Para combater quaisquer prejuízos das redes sociais, está evidente que a moderação é chave. Sigman diz que devemos usar horários específicos ao longo do dia para nos distanciarmos das nossas telas e fazermos o mesmo com as crianças.
Os pais, diz ele, precisam ter lugares da casa onde os aparelhos podem ou não serem usados “para que não seja uma situação fluida, na qual as redes sociais estejam em todas as partes da sua vida, sem zonas de proteção”. Isso é especialmente importante considerando que as crianças ainda não desenvolveram níveis adequados de controle de impulso para saber quando é o bastante.
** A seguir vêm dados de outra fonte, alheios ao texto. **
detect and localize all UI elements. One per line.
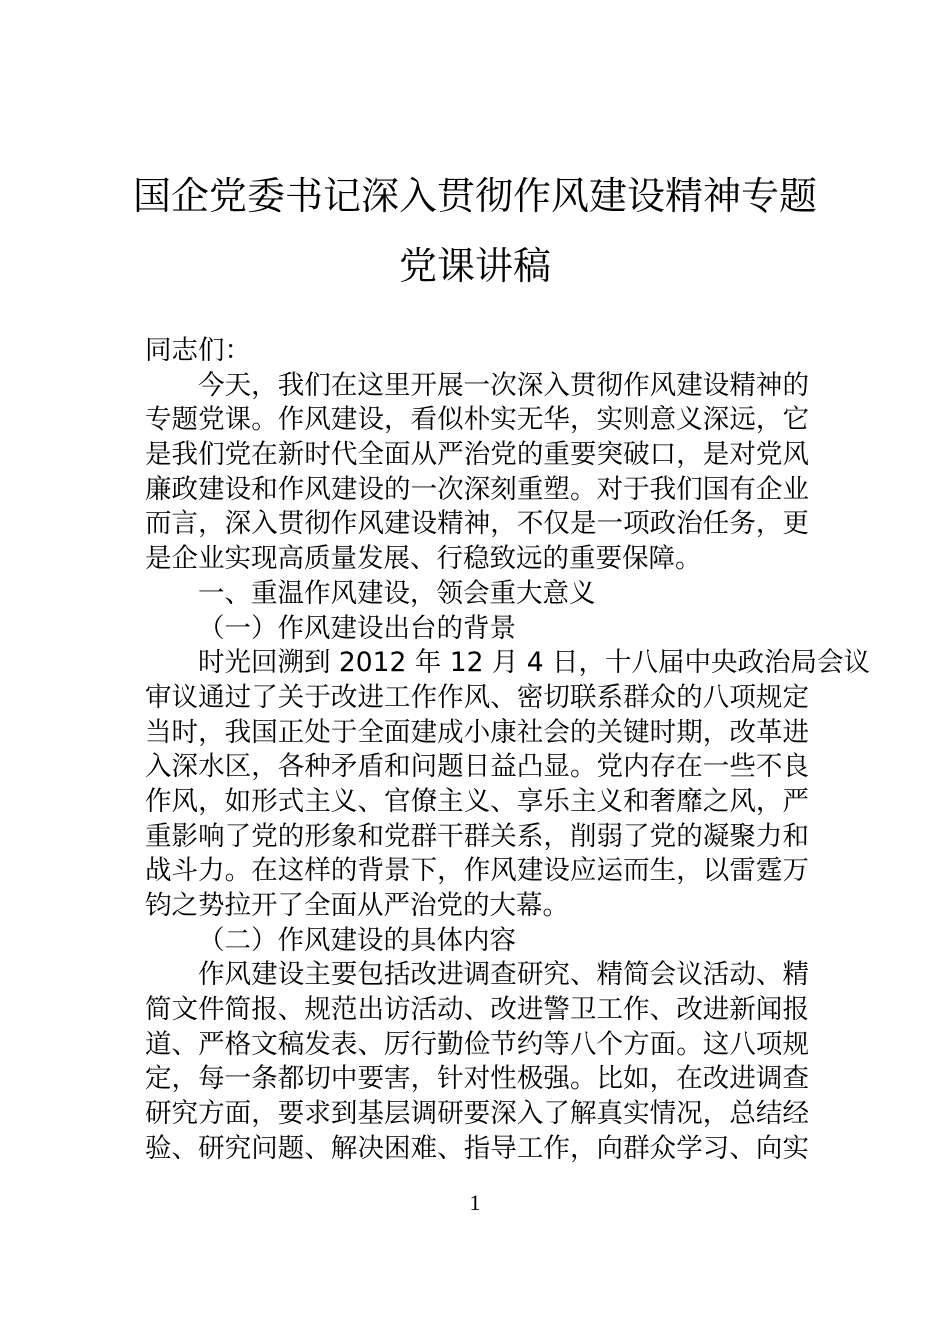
- body-line: 专题党课。作风建设，看似朴实无华，实则意义深远，它: [145, 404, 809, 436]
- body-line: 审议通过了关于改进工作作风、密切联系群众的八项规定: [145, 681, 809, 713]
- body-line: 验、研究问题、解决困难、指导工作，向群众学习、向实: [145, 1132, 809, 1164]
- body-line: （二）作风建设的具体内容: [198, 924, 516, 956]
- body-line: 当时，我国正处于全面建成小康社会的关键时期，改革进: [145, 716, 809, 748]
- body-line: 是企业实现高质量发展、行稳致远的重要保障。: [145, 543, 702, 575]
- body-line: 时光回溯到 2012 年 12 月 4 日，十八届中央政治局会议: [198, 647, 871, 679]
- document-body: [145, 334, 871, 1167]
- body-line: 入深水区，各种矛盾和问题日益凸显。党内存在一些不良: [145, 751, 809, 783]
- body-line: 钧之势拉开了全面从严治党的大幕。: [145, 890, 569, 921]
- body-line: 战斗力。在这样的背景下，作风建设应运而生，以雷霆万: [145, 855, 809, 887]
- document-title-line-2: 党课讲稿: [398, 244, 551, 288]
- document-title-line-1: 国企党委书记深入贯彻作风建设精神专题: [132, 174, 817, 218]
- body-line: 简文件简报、规范出访活动、改进警卫工作、改进新闻报: [145, 994, 809, 1026]
- body-line: 今天，我们在这里开展一次深入贯彻作风建设精神的: [198, 369, 809, 401]
- body-line: 是我们党在新时代全面从严治党的重要突破口，是对党风: [145, 439, 809, 471]
- body-line: 而言，深入贯彻作风建设精神，不仅是一项政治任务，更: [145, 508, 809, 540]
- page-number: 1: [469, 1190, 481, 1215]
- body-line: 一、重温作风建设，领会重大意义: [198, 577, 596, 609]
- salutation: 同志们：: [145, 335, 251, 366]
- body-line: 研究方面，要求到基层调研要深入了解真实情况，总结经: [145, 1098, 809, 1130]
- body-line: 道、严格文稿发表、厉行勤俭节约等八个方面。这八项规: [145, 1028, 809, 1060]
- body-line: （一）作风建设出台的背景: [198, 612, 516, 644]
- body-line: 作风建设主要包括改进调查研究、精简会议活动、精: [198, 959, 809, 991]
- body-line: 重影响了党的形象和党群干群关系，削弱了党的凝聚力和: [145, 820, 809, 852]
- body-line: 廉政建设和作风建设的一次深刻重塑。对于我们国有企业: [145, 473, 809, 505]
- body-lines: [145, 369, 871, 1167]
- body-line: 定，每一条都切中要害，针对性极强。比如，在改进调查: [145, 1063, 809, 1095]
- body-line: 作风，如形式主义、官僚主义、享乐主义和奢靡之风，严: [145, 785, 809, 817]
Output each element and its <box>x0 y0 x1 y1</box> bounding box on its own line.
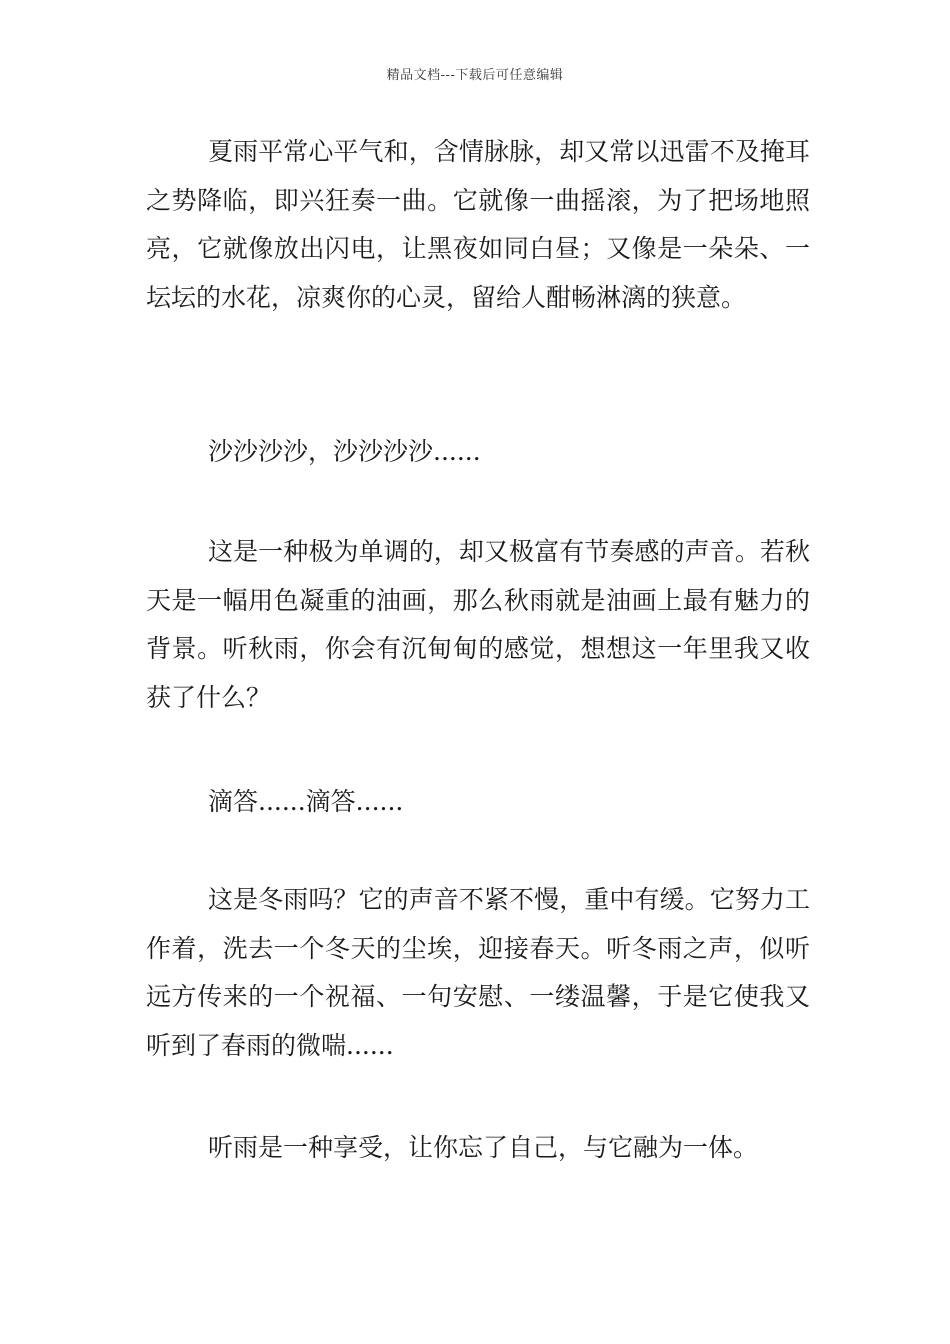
paragraph-summer-rain: 夏雨平常心平气和，含情脉脉，却又常以迅雷不及掩耳之势降临，即兴狂奏一曲。它就像一曲摇滚，为了把场地照亮，它就像放出闪电，让黑夜如同白昼；又像是一朵朵、一坛坛的水花，凉爽你的心灵，留给人酣畅淋漓的狭意。 <box>146 137 810 312</box>
paragraph-winter-rain: 这是冬雨吗？它的声音不紧不慢，重中有缓。它努力工作着，洗去一个冬天的尘埃，迎接春天。听冬雨之声，似听远方传来的一个祝福、一句安慰、一缕温馨，于是它使我又听到了春雨的微喘...... <box>146 885 810 1060</box>
paragraph-autumn-rain: 这是一种极为单调的，却又极富有节奏感的声音。若秋天是一幅用色凝重的油画，那么秋雨就是油画上最有魅力的背景。听秋雨，你会有沉甸甸的感觉，想想这一年里我又收获了什么？ <box>146 537 810 712</box>
paragraph-rain-sound-dida: 滴答......滴答...... <box>208 787 404 816</box>
page-header: 精品文档---下载后可任意编辑 <box>386 68 564 83</box>
paragraph-closing: 听雨是一种享受，让你忘了自己，与它融为一体。 <box>208 1133 759 1162</box>
paragraph-rain-sound-shasha: 沙沙沙沙，沙沙沙沙...... <box>208 437 481 466</box>
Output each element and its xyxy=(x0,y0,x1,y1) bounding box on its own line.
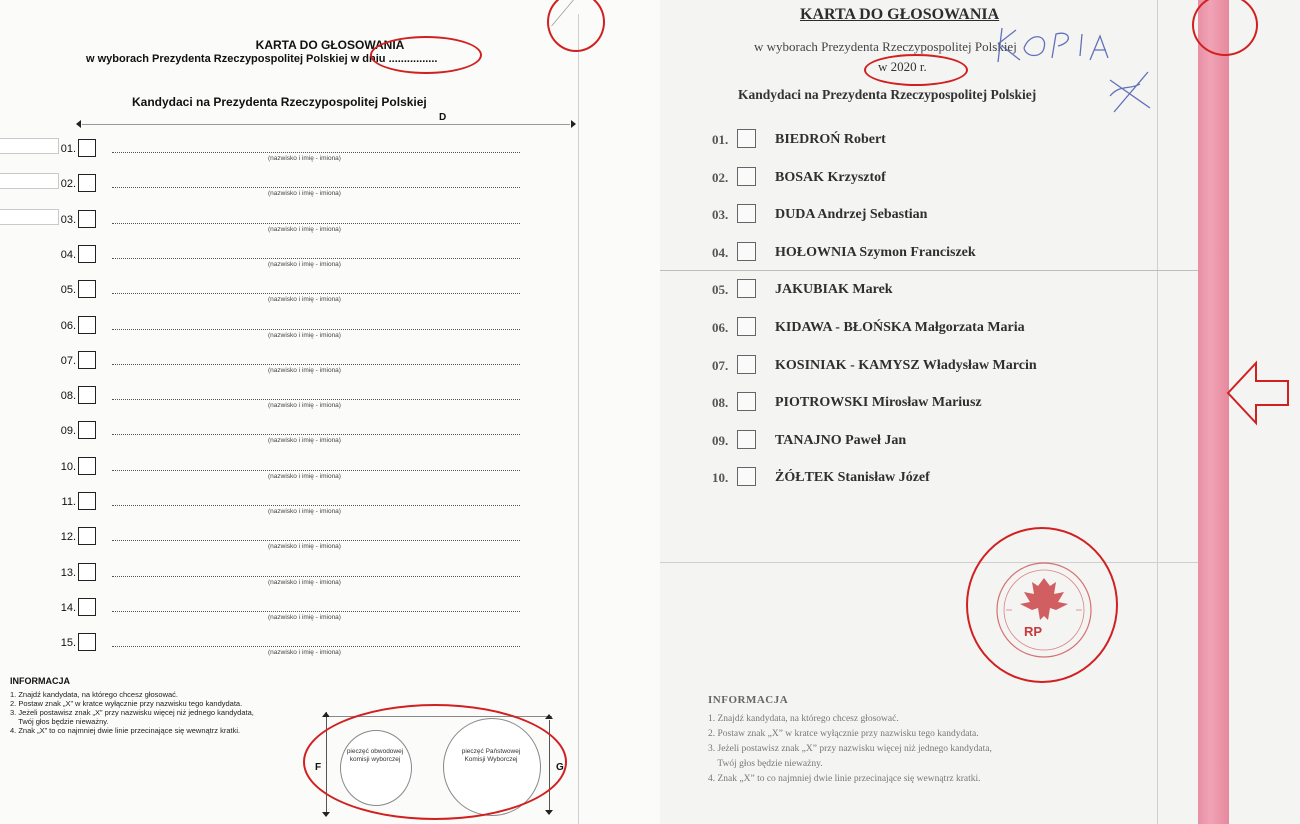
row-number: 02. xyxy=(60,178,76,191)
row-number: 03. xyxy=(60,213,76,226)
name-line xyxy=(112,187,520,188)
candidate-row xyxy=(0,139,578,169)
candidate-row xyxy=(0,598,578,628)
candidate-name: DUDA Andrzej Sebastian xyxy=(775,207,928,223)
vote-checkbox[interactable] xyxy=(78,351,96,369)
candidate-row xyxy=(712,392,1132,414)
vote-checkbox[interactable] xyxy=(78,174,96,192)
vote-checkbox[interactable] xyxy=(78,210,96,228)
row-number: 10. xyxy=(712,470,729,486)
candidate-name: TANAJNO Paweł Jan xyxy=(775,432,907,448)
info-heading: INFORMACJA xyxy=(708,694,789,706)
name-line xyxy=(112,399,520,400)
name-hint: (nazwisko i imię - imiona) xyxy=(268,402,341,410)
row-number: 05. xyxy=(712,282,729,298)
candidate-name: KIDAWA - BŁOŃSKA Małgorzata Maria xyxy=(775,320,1025,335)
row-number: 03. xyxy=(712,207,729,223)
row-number: 08. xyxy=(60,390,76,403)
candidate-row xyxy=(712,355,1132,377)
info-line: 4. Znak „X” to co najmniej dwie linie przecinające się wewnątrz kratki. xyxy=(10,726,241,735)
annotation-circle-year xyxy=(864,54,968,86)
candidate-row xyxy=(712,279,1132,301)
handwritten-kopia xyxy=(990,24,1160,114)
row-number: 01. xyxy=(712,132,729,147)
ballot-title: KARTA DO GŁOSOWANIA xyxy=(800,6,1000,23)
row-number: 01. xyxy=(60,143,76,155)
dimension-arrow xyxy=(76,118,576,130)
vote-checkbox[interactable] xyxy=(78,386,96,404)
arrow-left-icon xyxy=(1226,360,1292,426)
info-text xyxy=(708,712,992,787)
row-number: 07. xyxy=(712,357,729,373)
candidate-name: JAKUBIAK Marek xyxy=(775,282,893,298)
stamp-text-district: pieczęć obwodowej komisji wyborczej xyxy=(346,748,404,763)
ballot-subtitle: w wyborach Prezydenta Rzeczypospolitej Polskiej w dniu ................ xyxy=(86,53,438,65)
candidate-row xyxy=(712,317,1132,339)
candidate-name: HOŁOWNIA Szymon Franciszek xyxy=(775,244,976,260)
candidate-row xyxy=(712,430,1132,452)
info-line: 4. Znak „X” to co najmniej dwie linie przecinające się wewnątrz kratki. xyxy=(708,774,981,784)
candidate-row xyxy=(712,467,1132,489)
info-line: 2. Postaw znak „X” w kratce wyłącznie przy nazwisku tego kandydata. xyxy=(708,729,979,739)
name-hint: (nazwisko i imię - imiona) xyxy=(268,613,341,621)
candidate-row xyxy=(0,633,578,663)
candidate-row xyxy=(0,492,578,522)
vote-checkbox[interactable] xyxy=(78,421,96,439)
name-line xyxy=(112,364,520,365)
name-hint: (nazwisko i imię - imiona) xyxy=(268,543,341,551)
ballot-subtitle: w wyborach Prezydenta Rzeczypospolitej Polskiej xyxy=(754,39,1017,54)
annotation-circle-date xyxy=(370,36,482,74)
arrow-down-icon xyxy=(545,810,553,815)
info-line: 1. Znajdź kandydata, na którego chcesz głosować. xyxy=(10,690,179,699)
row-number: 08. xyxy=(712,395,729,411)
vote-checkbox[interactable] xyxy=(737,279,756,298)
dimension-label-f: F xyxy=(315,762,322,773)
vote-checkbox[interactable] xyxy=(78,633,96,651)
row-number: 15. xyxy=(60,637,76,650)
name-hint: (nazwisko i imię - imiona) xyxy=(268,578,341,586)
vote-checkbox[interactable] xyxy=(78,316,96,334)
row-number: 09. xyxy=(712,432,729,448)
candidate-name: PIOTROWSKI Mirosław Mariusz xyxy=(775,395,982,411)
name-line xyxy=(112,293,520,294)
row-number: 10. xyxy=(60,460,76,473)
ballot-year: w 2020 r. xyxy=(878,59,927,74)
vote-checkbox[interactable] xyxy=(78,527,96,545)
stamp-text-national: pieczęć Państwowej Komisji Wyborczej xyxy=(461,748,521,763)
info-line: 3. Jeżeli postawisz znak „X” przy nazwisku więcej niż jednego kandydata, xyxy=(708,744,992,754)
name-hint: (nazwisko i imię - imiona) xyxy=(268,437,341,445)
name-hint: (nazwisko i imię - imiona) xyxy=(268,260,341,268)
name-line xyxy=(112,470,520,471)
ballot-title: KARTA DO GŁOSOWANIA xyxy=(255,38,405,52)
name-hint: (nazwisko i imię - imiona) xyxy=(268,296,341,304)
vote-checkbox[interactable] xyxy=(737,317,756,336)
vote-checkbox[interactable] xyxy=(737,355,756,374)
name-line xyxy=(112,258,520,259)
name-hint: (nazwisko i imię - imiona) xyxy=(268,331,341,339)
vote-checkbox[interactable] xyxy=(78,563,96,581)
pink-security-strip xyxy=(1198,0,1229,824)
candidate-row xyxy=(0,245,578,275)
info-heading: INFORMACJA xyxy=(10,676,70,686)
seal-icon xyxy=(984,560,1104,660)
candidate-row xyxy=(712,167,1132,189)
vote-checkbox[interactable] xyxy=(737,242,756,261)
name-line xyxy=(112,223,520,224)
row-number: 11. xyxy=(61,496,76,508)
name-line xyxy=(112,505,520,506)
row-number: 07. xyxy=(60,354,76,367)
paper-edge xyxy=(578,14,579,824)
dimension-label-d: D xyxy=(439,112,447,123)
vote-checkbox[interactable] xyxy=(737,467,756,486)
vote-checkbox[interactable] xyxy=(78,598,96,616)
info-text xyxy=(10,690,330,735)
name-hint: (nazwisko i imię - imiona) xyxy=(268,225,341,233)
info-line: Twój głos będzie nieważny. xyxy=(10,717,109,726)
row-number: 14. xyxy=(60,601,76,614)
candidate-row xyxy=(0,386,578,416)
name-line xyxy=(112,152,520,153)
candidate-row xyxy=(0,457,578,487)
candidate-name: BOSAK Krzysztof xyxy=(775,169,886,185)
row-number: 06. xyxy=(712,320,729,335)
candidate-row xyxy=(0,174,578,204)
candidate-row xyxy=(0,527,578,557)
info-line: Twój głos będzie nieważny. xyxy=(708,759,823,769)
arrow-up-icon xyxy=(322,712,330,717)
candidate-name: BIEDROŃ Robert xyxy=(775,132,886,147)
arrow-up-icon xyxy=(545,714,553,719)
name-hint: (nazwisko i imię - imiona) xyxy=(268,155,341,162)
name-line xyxy=(112,329,520,330)
row-number: 09. xyxy=(60,425,76,438)
ballot-scan xyxy=(660,0,1300,824)
candidate-row xyxy=(0,280,578,310)
vote-checkbox[interactable] xyxy=(78,139,96,157)
annotation-circle-strip xyxy=(1192,0,1258,56)
fold-line xyxy=(660,562,1200,563)
name-hint: (nazwisko i imię - imiona) xyxy=(268,472,341,480)
candidate-row xyxy=(0,421,578,451)
row-number: 02. xyxy=(712,169,729,185)
vote-checkbox[interactable] xyxy=(78,245,96,263)
name-hint: (nazwisko i imię - imiona) xyxy=(268,649,341,657)
page-fold-line xyxy=(1157,0,1158,824)
vote-checkbox[interactable] xyxy=(78,280,96,298)
row-number: 06. xyxy=(60,319,76,332)
name-line xyxy=(112,576,520,577)
vote-checkbox[interactable] xyxy=(78,457,96,475)
name-line xyxy=(112,611,520,612)
vote-checkbox[interactable] xyxy=(737,167,756,186)
vote-checkbox[interactable] xyxy=(78,492,96,510)
candidate-row xyxy=(0,563,578,593)
row-number: 13. xyxy=(60,566,76,579)
name-hint: (nazwisko i imię - imiona) xyxy=(268,366,341,374)
fold-line xyxy=(660,270,1200,271)
vote-checkbox[interactable] xyxy=(737,204,756,223)
info-line: 3. Jeżeli postawisz znak „X” przy nazwisku więcej niż jednego kandydata, xyxy=(10,708,254,717)
name-hint: (nazwisko i imię - imiona) xyxy=(268,508,341,515)
arrow-down-icon xyxy=(322,812,330,817)
candidates-heading: Kandydaci na Prezydenta Rzeczypospolitej Polskiej xyxy=(132,95,427,109)
info-line: 2. Postaw znak „X” w kratce wyłącznie przy nazwisku tego kandydata. xyxy=(10,699,243,708)
name-hint: (nazwisko i imię - imiona) xyxy=(268,190,341,198)
candidate-row xyxy=(712,242,1132,264)
vote-checkbox[interactable] xyxy=(737,392,756,411)
candidate-row xyxy=(0,316,578,346)
vote-checkbox[interactable] xyxy=(737,430,756,449)
row-number: 12. xyxy=(60,531,76,544)
name-line xyxy=(112,540,520,541)
seal-text: RP xyxy=(1024,624,1043,639)
candidates-heading: Kandydaci na Prezydenta Rzeczypospolitej Polskiej xyxy=(738,87,1037,102)
candidate-row xyxy=(712,204,1132,226)
candidate-row xyxy=(712,129,1132,151)
row-number: 05. xyxy=(60,284,76,297)
dimension-label-g: G xyxy=(556,762,564,773)
row-number: 04. xyxy=(60,248,76,261)
candidate-row xyxy=(0,210,578,240)
name-line xyxy=(112,646,520,647)
candidate-name: ŻÓŁTEK Stanisław Józef xyxy=(775,470,930,486)
vote-checkbox[interactable] xyxy=(737,129,756,148)
name-line xyxy=(112,434,520,435)
info-line: 1. Znajdź kandydata, na którego chcesz głosować. xyxy=(708,714,899,724)
annotation-circle-stamps xyxy=(303,704,567,820)
row-number: 04. xyxy=(712,244,729,260)
candidate-name: KOSINIAK - KAMYSZ Władysław Marcin xyxy=(775,357,1037,373)
candidate-row xyxy=(0,351,578,381)
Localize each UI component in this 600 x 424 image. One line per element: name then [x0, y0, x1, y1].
Primack concorda. Ele não está dizendo para as pessoas pararem de usar redes sociais, mas para considerarem quanto – e exatamente em que horas do dia – elas façam isso. “A questão é que, quando há tamanho poder tentando nos manter grudados nesses sites, será difícil competirmos com eles”, diz ele. Primack espera que pesquisas fortes na área e conselhos de gerenciamento de uso, especialmente quando se trata de momentos de proibição de uso das redes, possa balancear a batalha.
Quanto aos adultos, se você estava prestes a dormir com seu celular na mão ontem à noite e se sente um pouco cansado hoje, você tem o poder de controlar isso. Você pode dormir melhor se colocar seu celular de lado.